The third, and biggest, tier is home to the advice column, which is a blanket term for all the submissions with one thing in common: a complete lack of news value. This is not a bad thing in and of itself. One of my favorite columns this semester advised students to quit griping about the liberal arts curriculum and take advantage of it to become a more complete intellectual. Others offer anecdotes that can either brighten your day or challenge you to try harder tomorrow. The advice columns may not technically belong on an opinion page, but their insight into the student mind is invaluable and always welcome.
I say all that to say this: some opinion columns make me think, others make me smile, but an elite few columns and their writers have made me throw up my hands and exclaim, “Dude, just get a Livejournal!” I’m referring to the phenomenon of male writers submitting opinions that read like something scribbled in the margins of a teenage girl’s study Bible.
Let me just say that being a sensitive male is nothing to be ashamed of; regularly writing about feelings of inadequacy, the struggle to love yourself and the world’s overemphasis on being pretty isn’t shameful either … if you’ve got two X chromosomes. If you think I’m implying that women don’t write about important issues, think again. Readers are waiting for intelligent commentary on the real issues that shape and divide our world, and females are delivering while these guys decide how emotionally mature they want to appear in their next column.

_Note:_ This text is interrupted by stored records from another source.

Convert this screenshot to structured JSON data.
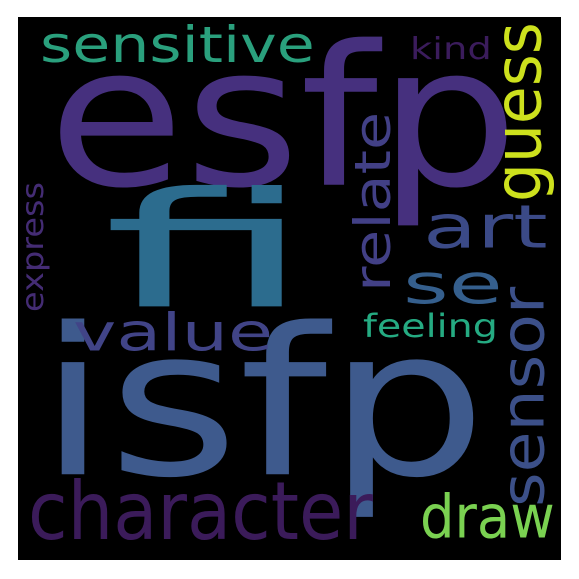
{
  "words": [
    {
      "key": "esfp",
      "text": "esfp",
      "color": "#46307e"
    },
    {
      "key": "isfp",
      "text": "isfp",
      "color": "#3e5a8d"
    },
    {
      "key": "fi",
      "text": "fi",
      "color": "#2c6c8e"
    },
    {
      "key": "character",
      "text": "character",
      "color": "#3b1b5a"
    },
    {
      "key": "sensor",
      "text": "sensor",
      "color": "#3c5089"
    },
    {
      "key": "sensitive",
      "text": "sensitive",
      "color": "#2aa07d"
    },
    {
      "key": "draw",
      "text": "draw",
      "color": "#7ad151"
    },
    {
      "key": "value",
      "text": "value",
      "color": "#414487"
    },
    {
      "key": "guess",
      "text": "guess",
      "color": "#cde11d"
    },
    {
      "key": "relate",
      "text": "relate",
      "color": "#424086"
    },
    {
      "key": "art",
      "text": "art",
      "color": "#3b4a87"
    },
    {
      "key": "se",
      "text": "se",
      "color": "#355f8d"
    },
    {
      "key": "feeling",
      "text": "feeling",
      "color": "#25ab82"
    },
    {
      "key": "express",
      "text": "express",
      "color": "#442c74"
    },
    {
      "key": "kind",
      "text": "kind",
      "color": "#3b1c5c"
    }
  ]
}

Yes, I’m being mean, but I have to be in order to discourage men from using the newspaper to showcase the depth of their feelings. For John Wayne’s sake, if you feel the need to write an advice column, at least make it about something manly! Write about leadership, rugged individualism, honor or anything else because the next column I get from you guys about our dire need for more warm fuzzies is going to rot in my inbox. Save it for your blogs, dudes.